Manifesto do PT suspende o massacre da concordância verbal
Intelectuais do PT seguem o conselho da coluna e reescrevem o besteirol que torturava o idioma
“Intelectuais do PT informam: o povo perderam“, avisou o título do artigo aqui publicado em 3 de março, sobre o manifesto, cujo primeiro signatário é Leonardo Boff, que implora ao chefe supremo que antecipe a entrada na disputa presidencial de 2018. “Por que Lula?”, pergunta a abertura do documento. E por que submeter o pobre português a tão selvagem sessão de torturas já no primeiro parágrafo?, retrucou esta coluna, que procurou socorrer a vítima inserindo na reprodução do trecho criminoso cinco correções entre parênteses e em negrito. Vale a pena ler de novo:
“É o compromisso com o Estado Democrático de Direito, com a defesa da soberania brasileira e de todos os direitos já conquistados pelo povo desse (Errado; o certo é ‘deste’) País, que (Alguém infiltrou uma vírgula bêbada entre ‘País’ e ‘que’) nos faz, através desse (É errado o uso de ‘através desse’; o certo é ‘por meio deste’) documento, solicitar ao ex-Presidente Luiz Inácio LULA da Silva que considere a possibilidade de, desde já, lançar a sua candidatura à Presidência da República no próximo ano (A candidatura deve ser lançada desde já ou no próximo ano?), como forma de garantir ao povo brasileiro a dignidade, o orgulho e a autonomia que perderam”. (Quem ‘perderam’? O povo? Então o certo seria ‘perder’).
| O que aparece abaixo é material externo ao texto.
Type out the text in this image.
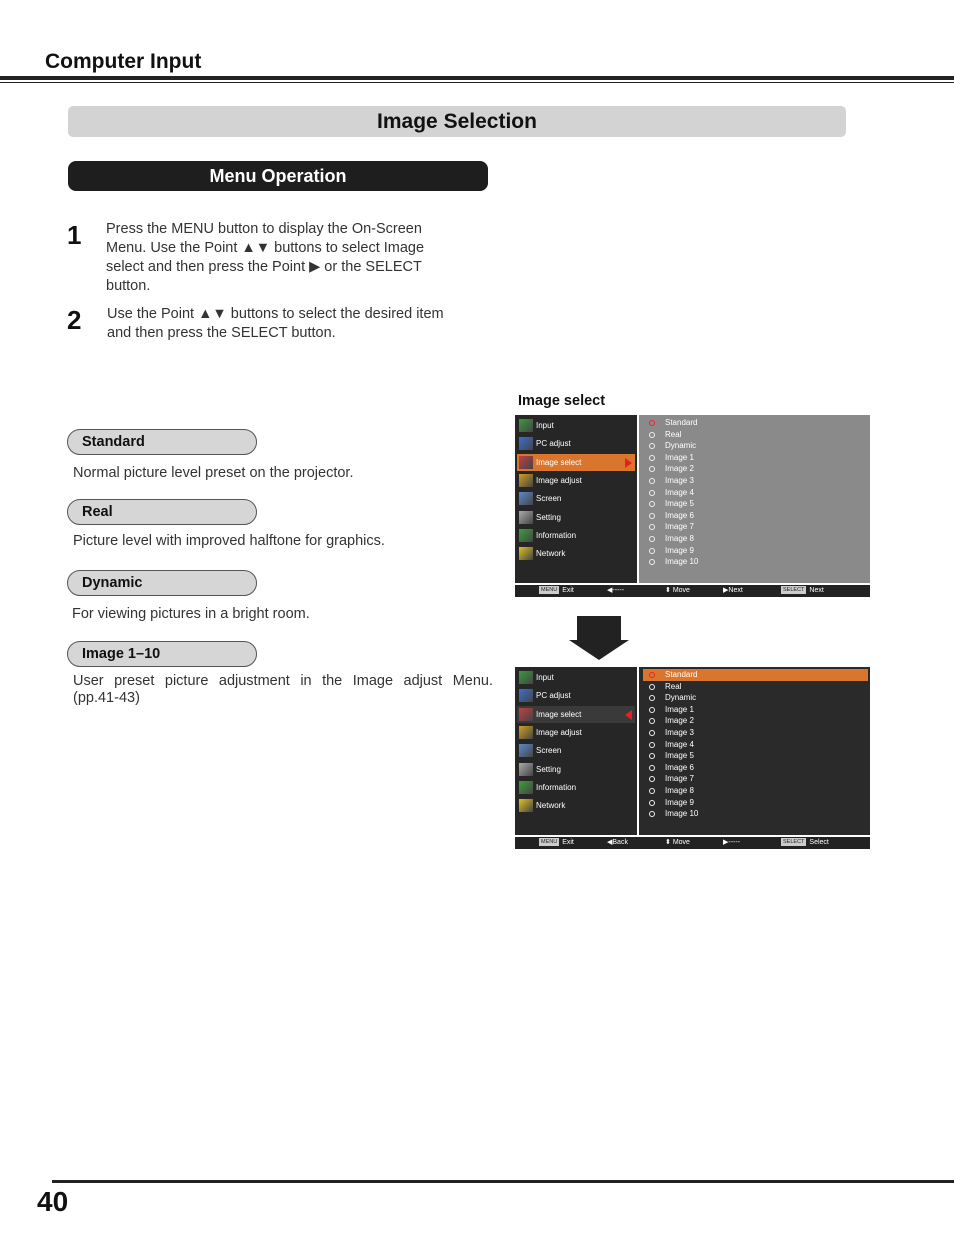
Computer Input
Image Selection
Menu Operation
1 Press the MENU button to display the On-Screen
Menu. Use the Point ▲▼ buttons to select Image
select and then press the Point ▶ or the SELECT
button.
2 Use the Point ▲▼ buttons to select the desired item
and then press the SELECT button.
Standard
Normal picture level preset on the projector.
Real
Picture level with improved halftone for graphics.
Dynamic
For viewing pictures in a bright room.
Image 1–10
User preset picture adjustment in the Image adjust Menu.
(pp.41-43)
Image select
Input
PC adjust
Image select
Image adjust
Screen
Setting
Information
Network
Standard
Real
Dynamic
Image 1
Image 2
Image 3
Image 4
Image 5
Image 6
Image 7
Image 8
Image 9
Image 10
MENU Exit	◀-----	⬍ Move	▶Next	SELECT Next
Input
PC adjust
Image select
Image adjust
Screen
Setting
Information
Network
Standard
Real
Dynamic
Image 1
Image 2
Image 3
Image 4
Image 5
Image 6
Image 7
Image 8
Image 9
Image 10
MENU Exit	◀Back	⬍ Move	▶-----	SELECT Select
40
Como o PT prometeu recomeçar a coleta de assinaturas nesta segunda-feira, dia 6, o texto aconselhou os redatores do besteirol a suspenderem a pancadaria imposta ao idioma em geral e à concordância verbal em particular. Foi o que ocorreu nesta terça-feira, demonstra a nova versão do parágrafo impiedoso. Com quatro dias de atraso, sumiram os erros denunciados pela coluna. Confiram:
“É o compromisso com o Estado Democrático de Direito, com a defesa da soberania brasileira e com os direitos já conquistados pelo povo deste País que nos faz solicitar ao ex-Presidente Luiz Inácio LULA da Silva que considere a possibilidade de lançar imediatamente sua pré-candidatura à Presidência da República, como forma de restituir ao povo brasileiro a autoestima e a autonomia perdidas”.
“Restituir ao povo brasileiro a autoestima e a autonomia perdidas” não deixa de ser uma redundância: só se restitui a alguém algo que esse alguém perdeu. Mas é bem menos indigente do que “garantir ao povo brasileiro a dignidade, o orgulho e a autonomia que perderam”. E recomenda silêncio os linguistas de jardim de infância que, durante quatro dias, rondaram a coluna recitando a cretinice resumida no comentário de um certo Afonso Celso Figueiredo: “No afã de desqualificar o PT e seus ‘intelectuais’ o autor dessa matéria atropela a língua portuguesa ignorando o que é SILEPSE de número”.
A professora Vania Maria do Nascimento Duarte explica em dilmês erudito o que é esse palavrão:
“Postula-se como característica marcante do termo “concordância”, o fato de o verbo concordar com o termo expresso (quase sempre com o substantivo). Contudo, em se tratando da concordância ideológica ou irregular, esta mesma concordância se efetiva com a ideia expressa – ocorrência linguística a qual se atribui à silepse, como pontuado anteriormente. Aparentemente, ela denota certa estranheza aos olhos do emissor, mas a verdade é que por pertencer a uma figura de linguagem, o não convencionalismo, sem sombra de dúvidas, revela sua palavra de ordem. Assim sendo, o sentido lógico, formal, cede lugar àquele referente ao instinto intencional do autor, cujo objetivo é nada mais nada menos que o de realçar a mensagem”.
Em língua de gente, a professora está dizendo que agora é certo escrever ou dizer o que sempre foi errado. Por exemplo: “a multidão vaiaram Dilma”. Ou “o bando do Petrolão agiram sob a chefia de Lula”. Ou, ainda, “a patrulha da linguística comprovam que os idiotas estão por toda parte”. Sem saber que os próprios redatores se renderam aos fatos, o companheiro Alexandre Spinelli acaba de desembarcar na área de comentários com o seguinte berreiro: É Silepse de Número! Vamos estudar a Língua Portuguesa, pelo amor de Deus ao invés de concordar com tudo que se lê! Viramos marionetes?”
Spinelli deveria ter colocado uma vírgula entre Deus e ao invés ─ e substituído ao invés de por em vez de. Além de endossar os erros do manifesto, ele ampliou as agressões à língua oficial do Brasil. É mais um filhote da raça dos sabujos de nascença.